Mohamed Achaâri s'explique : la culture, ce rempart contre l’obscurantisme
Après le 16 mai, la vie continue et les festivals aussi : Fès, Essaouira et bientôt Rabat. Dans quelle mesure la culture peut-elle être une forme de résistance ? >Nous avons immédiatement réagi aux attentats du 16 mai et dit que le Maroc ne devait pas
LE MATIN
10 Juin 2003
À 20:25
Les attentats du 16 mai ont eu lieu le jour même de l’ouverture du festival Mawazine qui a poursuivi son programme. Nous avions un grand moment avec le festival arabe de la poésie, et les poètes arabes présents ont publié un communiqué où ils en appelaient à la solidarité avec le Maroc et les intellectuels à livrer résistance contre toutes les formes de terrorisme, d’intégrisme et d’obscurantisme. La culture peut devenir un véritable rempart contre tous ces attentats qui ne sont pas que matériels car ils sont aussi perpétrés contre l’esprit. Ce n’est pas un hasard si les forces obscurantistes sont anticulture, anti-art, antifemmes, antimodernistes, antisémites. Cela fait partie plus de leur idéologie, de leur raison d’être. Ils ne peuvent exister que par ces attaques contre la vie.

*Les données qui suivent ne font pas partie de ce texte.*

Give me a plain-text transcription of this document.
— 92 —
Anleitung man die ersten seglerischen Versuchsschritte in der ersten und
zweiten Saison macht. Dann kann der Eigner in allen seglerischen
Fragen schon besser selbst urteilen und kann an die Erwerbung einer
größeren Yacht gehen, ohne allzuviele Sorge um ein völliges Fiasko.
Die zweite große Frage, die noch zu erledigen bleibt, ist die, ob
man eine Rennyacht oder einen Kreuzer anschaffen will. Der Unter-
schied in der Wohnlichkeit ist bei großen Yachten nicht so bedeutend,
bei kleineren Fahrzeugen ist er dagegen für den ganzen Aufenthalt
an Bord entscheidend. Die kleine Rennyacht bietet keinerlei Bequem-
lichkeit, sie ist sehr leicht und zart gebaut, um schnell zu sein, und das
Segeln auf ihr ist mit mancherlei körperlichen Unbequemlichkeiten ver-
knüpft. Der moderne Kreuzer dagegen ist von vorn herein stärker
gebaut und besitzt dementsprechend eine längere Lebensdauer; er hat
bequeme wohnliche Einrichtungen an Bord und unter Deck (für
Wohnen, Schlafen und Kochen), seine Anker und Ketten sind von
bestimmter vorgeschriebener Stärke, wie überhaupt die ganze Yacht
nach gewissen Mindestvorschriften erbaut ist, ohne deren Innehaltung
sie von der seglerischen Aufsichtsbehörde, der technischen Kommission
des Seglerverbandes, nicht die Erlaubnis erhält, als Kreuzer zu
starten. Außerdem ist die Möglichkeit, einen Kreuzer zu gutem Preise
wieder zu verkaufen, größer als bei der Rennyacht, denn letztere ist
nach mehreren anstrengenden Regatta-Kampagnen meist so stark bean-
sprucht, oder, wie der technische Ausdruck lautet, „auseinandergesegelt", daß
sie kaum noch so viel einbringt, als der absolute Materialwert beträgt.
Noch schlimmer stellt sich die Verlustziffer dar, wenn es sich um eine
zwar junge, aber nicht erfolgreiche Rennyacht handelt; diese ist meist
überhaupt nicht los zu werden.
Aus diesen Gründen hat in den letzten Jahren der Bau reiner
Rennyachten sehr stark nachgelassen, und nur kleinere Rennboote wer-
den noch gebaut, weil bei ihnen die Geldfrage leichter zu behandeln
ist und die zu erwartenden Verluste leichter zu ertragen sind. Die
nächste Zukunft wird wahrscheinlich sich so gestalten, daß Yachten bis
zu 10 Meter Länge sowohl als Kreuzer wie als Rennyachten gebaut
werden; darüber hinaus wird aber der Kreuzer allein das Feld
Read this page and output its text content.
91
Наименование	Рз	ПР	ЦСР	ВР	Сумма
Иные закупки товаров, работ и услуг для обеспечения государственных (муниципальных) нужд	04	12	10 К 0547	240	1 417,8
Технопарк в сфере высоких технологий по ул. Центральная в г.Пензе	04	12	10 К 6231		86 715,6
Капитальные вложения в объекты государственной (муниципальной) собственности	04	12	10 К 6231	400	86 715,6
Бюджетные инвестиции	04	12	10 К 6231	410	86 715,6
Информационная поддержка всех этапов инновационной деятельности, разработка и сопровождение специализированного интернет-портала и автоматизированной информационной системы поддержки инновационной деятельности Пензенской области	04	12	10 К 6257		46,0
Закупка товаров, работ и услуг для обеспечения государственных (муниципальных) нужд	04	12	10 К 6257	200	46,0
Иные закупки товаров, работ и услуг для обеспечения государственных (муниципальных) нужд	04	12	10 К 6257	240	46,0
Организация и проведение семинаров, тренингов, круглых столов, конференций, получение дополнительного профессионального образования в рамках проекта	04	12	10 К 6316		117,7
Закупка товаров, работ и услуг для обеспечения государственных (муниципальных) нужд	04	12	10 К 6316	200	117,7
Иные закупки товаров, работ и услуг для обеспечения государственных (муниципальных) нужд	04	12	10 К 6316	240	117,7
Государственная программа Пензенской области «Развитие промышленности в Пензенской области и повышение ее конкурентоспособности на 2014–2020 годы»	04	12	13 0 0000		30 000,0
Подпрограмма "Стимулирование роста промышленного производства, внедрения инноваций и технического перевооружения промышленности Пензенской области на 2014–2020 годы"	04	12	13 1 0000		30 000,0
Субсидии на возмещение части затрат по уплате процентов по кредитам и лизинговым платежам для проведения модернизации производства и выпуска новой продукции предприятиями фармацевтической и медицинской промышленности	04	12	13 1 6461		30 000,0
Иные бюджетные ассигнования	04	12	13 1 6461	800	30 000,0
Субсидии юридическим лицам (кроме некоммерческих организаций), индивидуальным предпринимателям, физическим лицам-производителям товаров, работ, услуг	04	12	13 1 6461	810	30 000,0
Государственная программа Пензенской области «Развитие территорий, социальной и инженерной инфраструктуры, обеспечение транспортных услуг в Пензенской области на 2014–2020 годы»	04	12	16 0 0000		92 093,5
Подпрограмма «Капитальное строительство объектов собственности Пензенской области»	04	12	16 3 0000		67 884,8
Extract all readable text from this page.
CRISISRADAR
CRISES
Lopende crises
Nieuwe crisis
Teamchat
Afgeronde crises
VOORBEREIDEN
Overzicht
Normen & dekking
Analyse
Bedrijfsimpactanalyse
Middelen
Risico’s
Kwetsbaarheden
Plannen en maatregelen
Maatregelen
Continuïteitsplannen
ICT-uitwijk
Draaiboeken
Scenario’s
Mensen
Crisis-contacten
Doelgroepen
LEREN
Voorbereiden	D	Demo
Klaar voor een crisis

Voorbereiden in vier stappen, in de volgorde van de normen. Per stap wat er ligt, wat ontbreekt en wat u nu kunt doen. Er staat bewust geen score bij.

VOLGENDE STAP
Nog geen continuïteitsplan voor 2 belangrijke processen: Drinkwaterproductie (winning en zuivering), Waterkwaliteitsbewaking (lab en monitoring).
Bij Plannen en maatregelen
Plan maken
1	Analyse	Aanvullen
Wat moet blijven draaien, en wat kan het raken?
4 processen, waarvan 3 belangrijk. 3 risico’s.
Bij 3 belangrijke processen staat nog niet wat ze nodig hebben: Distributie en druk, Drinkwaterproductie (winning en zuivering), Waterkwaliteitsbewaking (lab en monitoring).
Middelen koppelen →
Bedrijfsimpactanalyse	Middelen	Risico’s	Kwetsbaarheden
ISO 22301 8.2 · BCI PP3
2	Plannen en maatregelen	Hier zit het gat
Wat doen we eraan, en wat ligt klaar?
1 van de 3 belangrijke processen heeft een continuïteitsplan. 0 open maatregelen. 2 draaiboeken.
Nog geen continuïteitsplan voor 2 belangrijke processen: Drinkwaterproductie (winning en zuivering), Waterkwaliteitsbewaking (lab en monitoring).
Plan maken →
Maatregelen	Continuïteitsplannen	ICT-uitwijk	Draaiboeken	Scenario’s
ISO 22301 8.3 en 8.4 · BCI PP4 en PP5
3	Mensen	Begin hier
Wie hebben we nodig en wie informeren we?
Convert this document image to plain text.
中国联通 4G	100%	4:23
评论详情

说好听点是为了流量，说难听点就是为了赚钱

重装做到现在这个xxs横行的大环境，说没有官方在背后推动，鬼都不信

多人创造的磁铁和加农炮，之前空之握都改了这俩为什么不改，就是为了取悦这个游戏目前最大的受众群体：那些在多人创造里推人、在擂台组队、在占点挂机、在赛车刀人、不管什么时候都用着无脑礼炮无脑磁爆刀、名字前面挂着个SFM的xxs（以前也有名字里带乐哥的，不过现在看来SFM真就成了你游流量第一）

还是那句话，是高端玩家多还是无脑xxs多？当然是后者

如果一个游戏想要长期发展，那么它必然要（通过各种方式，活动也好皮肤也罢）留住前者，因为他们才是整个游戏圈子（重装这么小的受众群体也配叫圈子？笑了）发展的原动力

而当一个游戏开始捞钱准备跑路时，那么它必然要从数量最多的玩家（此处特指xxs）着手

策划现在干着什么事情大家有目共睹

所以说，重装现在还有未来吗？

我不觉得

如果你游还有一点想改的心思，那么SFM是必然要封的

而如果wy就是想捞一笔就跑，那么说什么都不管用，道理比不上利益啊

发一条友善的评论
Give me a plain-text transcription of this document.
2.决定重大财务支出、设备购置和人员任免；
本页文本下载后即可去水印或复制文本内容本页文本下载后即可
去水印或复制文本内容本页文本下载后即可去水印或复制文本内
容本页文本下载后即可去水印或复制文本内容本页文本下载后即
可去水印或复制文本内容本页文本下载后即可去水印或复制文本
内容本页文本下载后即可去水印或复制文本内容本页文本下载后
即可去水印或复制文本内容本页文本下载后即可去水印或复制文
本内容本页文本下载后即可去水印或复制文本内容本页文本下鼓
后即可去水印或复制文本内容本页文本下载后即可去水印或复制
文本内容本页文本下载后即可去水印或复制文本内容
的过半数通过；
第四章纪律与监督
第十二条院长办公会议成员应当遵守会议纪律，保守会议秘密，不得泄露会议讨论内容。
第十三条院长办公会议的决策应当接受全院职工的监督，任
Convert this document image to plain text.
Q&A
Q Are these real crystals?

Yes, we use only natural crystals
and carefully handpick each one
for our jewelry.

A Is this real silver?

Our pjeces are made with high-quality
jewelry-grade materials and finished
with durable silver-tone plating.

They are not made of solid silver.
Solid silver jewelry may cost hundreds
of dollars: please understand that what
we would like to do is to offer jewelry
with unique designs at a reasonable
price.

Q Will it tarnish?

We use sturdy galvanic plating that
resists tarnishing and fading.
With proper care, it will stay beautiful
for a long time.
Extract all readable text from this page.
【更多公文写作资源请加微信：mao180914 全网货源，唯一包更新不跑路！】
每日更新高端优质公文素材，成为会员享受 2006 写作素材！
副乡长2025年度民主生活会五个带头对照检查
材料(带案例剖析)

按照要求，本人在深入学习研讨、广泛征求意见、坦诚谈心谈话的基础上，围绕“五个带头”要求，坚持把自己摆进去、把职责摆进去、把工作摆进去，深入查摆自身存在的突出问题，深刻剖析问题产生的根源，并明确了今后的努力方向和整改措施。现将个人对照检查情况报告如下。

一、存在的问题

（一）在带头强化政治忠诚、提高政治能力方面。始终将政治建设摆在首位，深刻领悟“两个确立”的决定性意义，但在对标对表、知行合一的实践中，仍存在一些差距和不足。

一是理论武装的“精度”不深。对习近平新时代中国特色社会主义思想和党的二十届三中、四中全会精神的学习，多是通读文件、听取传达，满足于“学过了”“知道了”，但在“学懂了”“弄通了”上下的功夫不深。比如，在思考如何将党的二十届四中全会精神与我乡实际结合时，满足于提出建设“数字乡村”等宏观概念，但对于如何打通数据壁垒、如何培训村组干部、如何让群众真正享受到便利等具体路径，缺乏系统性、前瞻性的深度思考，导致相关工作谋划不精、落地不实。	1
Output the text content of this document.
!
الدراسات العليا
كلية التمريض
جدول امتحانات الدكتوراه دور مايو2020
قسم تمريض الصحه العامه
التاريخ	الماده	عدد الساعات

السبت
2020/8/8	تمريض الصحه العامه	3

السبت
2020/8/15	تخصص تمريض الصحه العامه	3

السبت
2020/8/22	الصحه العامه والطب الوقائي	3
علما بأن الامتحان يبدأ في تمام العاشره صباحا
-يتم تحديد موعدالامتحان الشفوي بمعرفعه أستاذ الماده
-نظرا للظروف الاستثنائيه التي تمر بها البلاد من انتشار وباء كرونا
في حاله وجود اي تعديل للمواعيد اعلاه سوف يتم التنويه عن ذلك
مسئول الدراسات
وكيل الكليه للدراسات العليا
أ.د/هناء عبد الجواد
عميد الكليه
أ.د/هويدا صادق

La culture est le parent pauvre du gouvernement. Votre ministère a-t-il aujourd’hui les moyens de répondre à l’extrémisme par la culture ?
Il ne faut pas focaliser sur le budget public et sur celui octroyé au ministère de la culture. La culture est une affaire beaucoup plus large qu’un ministère et touche les collectivités locales, les régions, les associations et plusieurs départements ministériels. Le ministère de la Culture met en place une stratégie nationale de développement culturel, encourage la création, veille à la mise en place d’une industrie culturelle, etc. Si on prend en considération tous les budgets alloués à la chose culturelle, je puis vous assurer que la culture n’est pas un parent pauvre. Il y a des réalités qu’il faut mettre en évidence : au Maroc, on consomme très peu de culture par rapport au nombre d’habitants. Nous publions moins d’un millier de titres par an, ce qui est insignifiant. Nous produisons annuellement une dizaine de films. Et nous avons moins de 3 heures de diffusion télévisée par jour de production nationale véritable. Dans le même temps, chaque année des millions de titres obscurantistes déferlent sur le marché marocain. Vendus à très bon marché et bénéficiant de réseaux de distribution archaïques mais efficaces, ils ont plus d’influence sur les esprits que les livres sains et créatifs proposés aux lecteurs par l’intermédiaire de l’édition libre que nous avons au Maroc. Une telle réalité doit absolument changer en augmentant la consommation du produit culturel moderne : musique, cinéma, télévision, chanson, livre. Il faut multiplier par 10, par 20 le nombre de consommateurs que nous avons pour le produit culturel moderne. C’est la manière essentielle de combattre l’obscurantisme. Nous n’allons pas le combattre avec des slogans. Ce n’est pas en disant que nous sommes un pays démocratique et moderne que nous le deviendrons immédiatement. C’est un processus très lent et c’est en investissant dans la culture que nous préparons notre peuple à une condition culturelle et intellectuelle beaucoup plus proche de la modernité et des valeurs humanistes du monde.
Mais il y a des carences flagrantes en matière d’infrastructures culturelles ?
Le problème des infrastructures est très important mais il ne faut pas l’amplifier. Nous avons beaucoup plus d’infrastructures que de productions. Je prendrais pour exemple le théâtre : dans les grandes villes, les salles qui fonctionnent annuellement à 30 jusqu’à 40% de leurs capacités. Il n’y a pas de production au Maroc à la recherche d’une infrastructure introuvable. Par contre, dans les quartiers populaires, dans les villes périphériques et le monde rural, il y a très peu d’infrastructures culturelles. J’ai en la matière une option minimaliste en demandant aux collectivités locales de construire de petits locaux destinés à la culture et d’abandonner d’une manière définitive la folie des grandeurs et la folie des complexes culturels. En partenariat avec les collectivités locales nous sommes en train de mettre en place des points de lecture, des espaces modestes mais utiles qui peuvent devenir des espaces de dialogue et d’échange.